Elizabeth in her turn was puzzled, and it was Mary who first saw the old man's meaning.

"He says that Fangati got him plenty to eat, but disappeared one day, and he was very sorry, and cried."

"No wonder, poor old man!" cried Tommy. "He looks half-starved. There's no one else living in their hut, then?"

"Have you wife, children, friends?" asked Elizabeth.

The old man shook his head.

"Wife he dead long-timey. Chil'en big long way." He waved his arm to indicate distance. "Plen: ah! mikinaly he plen; he all-same gone away; eh! eh! all-same dead."

From this Mary made out that he had a missionary friend who had gone away and might now be dead.

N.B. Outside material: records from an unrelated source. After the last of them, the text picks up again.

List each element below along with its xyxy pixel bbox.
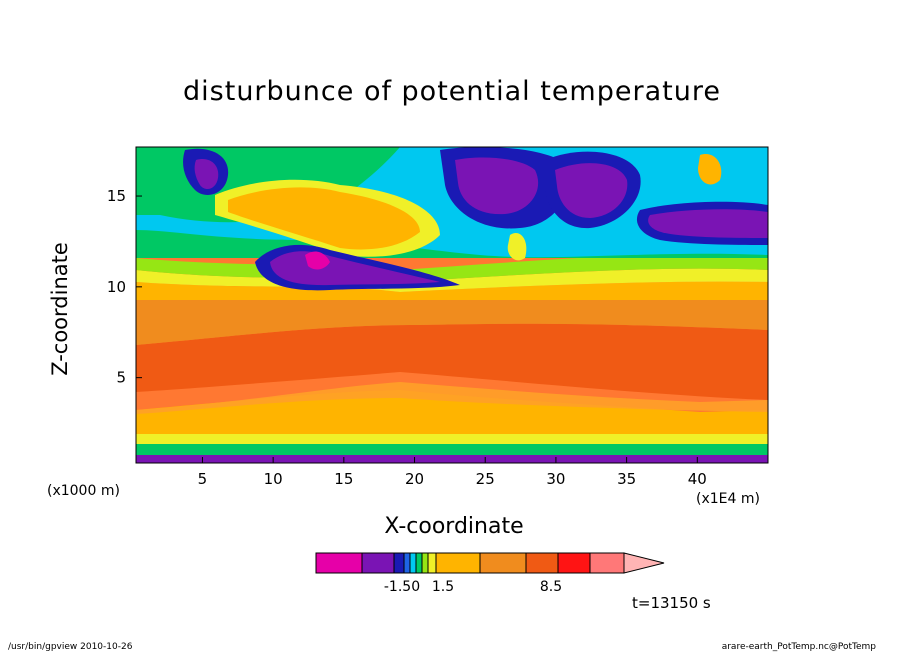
colorbar-extension-arrow	[623, 552, 665, 574]
colorbar-segment	[361, 552, 395, 574]
x-tick-label: 5	[198, 470, 208, 488]
colorbar-tick-label: -1.50	[384, 579, 420, 595]
y-tick-label: 5	[116, 369, 126, 387]
x-tick-label: 15	[334, 470, 353, 488]
y-axis: 5 10 15	[107, 187, 142, 387]
x-tick-label: 40	[688, 470, 707, 488]
plot-area	[136, 147, 768, 463]
y-tick-label: 10	[107, 278, 126, 296]
colorbar-segment	[479, 552, 527, 574]
chart-title: disturbunce of potential temperature	[183, 76, 721, 107]
x-axis-multiplier: (x1E4 m)	[696, 491, 760, 507]
y-axis-label: Z-coordinate	[48, 242, 72, 376]
footer-right: arare-earth_PotTemp.nc@PotTemp	[721, 642, 876, 652]
x-tick-label: 30	[546, 470, 565, 488]
colorbar-segment	[421, 552, 429, 574]
x-axis: 5 10 15 20 25 30 35 40	[198, 457, 707, 488]
x-axis-label: X-coordinate	[384, 514, 524, 539]
colorbar-tick-label: 1.5	[432, 579, 454, 595]
colorbar-tick-label: 8.5	[540, 579, 562, 595]
y-tick-label: 15	[107, 187, 126, 205]
colorbar-segment	[415, 552, 423, 574]
colorbar-segment	[525, 552, 559, 574]
x-tick-label: 35	[617, 470, 636, 488]
colorbar-segment	[403, 552, 411, 574]
colorbar-segment	[315, 552, 363, 574]
colorbar-segment	[393, 552, 405, 574]
x-tick-label: 20	[405, 470, 424, 488]
colorbar-segment	[427, 552, 437, 574]
time-annotation: t=13150 s	[632, 594, 711, 612]
colorbar-segment	[557, 552, 591, 574]
colorbar-segment	[409, 552, 417, 574]
x-tick-label: 25	[476, 470, 495, 488]
x-tick-label: 10	[264, 470, 283, 488]
y-axis-multiplier: (x1000 m)	[47, 483, 120, 499]
colorbar-segment	[435, 552, 481, 574]
colorbar-segment	[589, 552, 625, 574]
colorbar: -1.50 1.5 8.5	[315, 552, 665, 595]
footer-left: /usr/bin/gpview 2010-10-26	[8, 642, 133, 652]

A few more questions satisfied the girls that, as far as he knew, there were no more natives on the island except himself and his granddaughter. Intensely relieved on this score, they were ready to be hospitable, and to Fangati's delight, invited the man to come towards their hut and talk to them.

Seated on the ground in front of the hut with the girls in the entrance, the old man related a story of which they understood little at the time. It was some few days before Mary, thinking over what he had said, and puzzling about it, arrived at something like a coherent narrative. Even then she was only partially successful. What he had tried to explain in his scanty English was as follows.

He had been chief of a small island a day's paddling to the eastward. It was remote from the usual trade-tracks, and for this reason had remained longer in heathendom and cannibalism than most of the Pacific Islands. But a white missionary had at last come and taken up his abode on the island, by whose skill in medicine, earnest teaching, and noble character, Maku and some of his sons had been won over.